71. Le «foutisme intégral»: ma nouvelle philosophie.

15 septembre 2022

72. «Un voyage dans la maladie mentale»: ce pourrait être le titre de mon roman.

73. Pour la première fois de ma vie, je sens que je n'ai plus d'avenir, qu'il est trop tard, que l'horizon se rétrécit, se noircit. Je me sens fatigué, malade, et non-libre. Chaque instant est celui de ma mort.

74. Je veux tout donner, c'est-à-dire «moi», car moi, c'est Tout. C'est le sens de la vocation. Tu te donnes en entier, et c'est «toi» qui se donne, même si tu ne sauras jamais vraiment «qui» tu es.
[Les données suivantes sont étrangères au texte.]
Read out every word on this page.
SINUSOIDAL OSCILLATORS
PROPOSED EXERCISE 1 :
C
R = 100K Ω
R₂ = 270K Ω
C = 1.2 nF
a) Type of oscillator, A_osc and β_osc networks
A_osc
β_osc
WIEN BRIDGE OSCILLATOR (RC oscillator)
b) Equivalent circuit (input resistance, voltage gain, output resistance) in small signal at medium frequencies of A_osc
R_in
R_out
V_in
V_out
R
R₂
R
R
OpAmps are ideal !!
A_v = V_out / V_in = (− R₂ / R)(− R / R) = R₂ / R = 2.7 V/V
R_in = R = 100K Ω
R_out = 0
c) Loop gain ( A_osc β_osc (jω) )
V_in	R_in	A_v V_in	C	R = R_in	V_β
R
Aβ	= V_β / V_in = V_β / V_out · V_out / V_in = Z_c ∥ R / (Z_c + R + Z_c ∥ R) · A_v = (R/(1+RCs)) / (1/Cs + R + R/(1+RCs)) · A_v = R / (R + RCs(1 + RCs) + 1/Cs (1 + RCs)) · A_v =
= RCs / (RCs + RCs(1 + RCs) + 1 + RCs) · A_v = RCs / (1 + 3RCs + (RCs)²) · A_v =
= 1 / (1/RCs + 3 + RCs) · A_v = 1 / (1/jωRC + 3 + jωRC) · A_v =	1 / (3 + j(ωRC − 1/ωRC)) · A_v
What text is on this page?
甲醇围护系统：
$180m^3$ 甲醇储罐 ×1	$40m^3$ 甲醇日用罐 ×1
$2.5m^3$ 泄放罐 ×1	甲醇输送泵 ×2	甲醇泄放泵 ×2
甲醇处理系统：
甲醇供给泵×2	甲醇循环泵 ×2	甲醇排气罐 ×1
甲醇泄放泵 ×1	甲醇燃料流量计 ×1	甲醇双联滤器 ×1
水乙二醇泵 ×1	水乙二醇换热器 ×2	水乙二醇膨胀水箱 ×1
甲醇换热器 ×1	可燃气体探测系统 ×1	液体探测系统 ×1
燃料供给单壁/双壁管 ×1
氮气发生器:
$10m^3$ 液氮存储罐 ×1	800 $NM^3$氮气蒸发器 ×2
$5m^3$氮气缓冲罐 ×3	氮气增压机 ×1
75. C'est terrible de lire des «livres sacrés» et de ne pas savoir vraiment ce qu'il en est au fond. Mon sentiment me dit, aussi incroyable que cela paraisse, que ce sont toutes œuvres d'hommes. Humain, très humain. C'est à ce point qu'on s'efforce de plaquer un sens sur la vie. Dieu est depuis toujours le grand absent dans ce drame qu'on se raconte. Pourquoi choisir des prophètes au lieu d'illuminer tout le monde d'un coup? Ce serait pourtant si facile pour un «Dieu» d'être beaucoup plus efficace... Il doit bien y avoir une raison à cette inefficacité...

76. Quel est le sens de tout ce «savoir» en progression? Que cela signifie-t-il au niveau de l'Univers?

77. Il est impossible de jamais savoir le sens de l'Univers, car il est «infini», mais puisque le fait de ce savoir est «fini», nous ne pouvons jamais vraiment savoir s'il est impossible de le savoir... Voilà une petite lueur d'espoir amusante.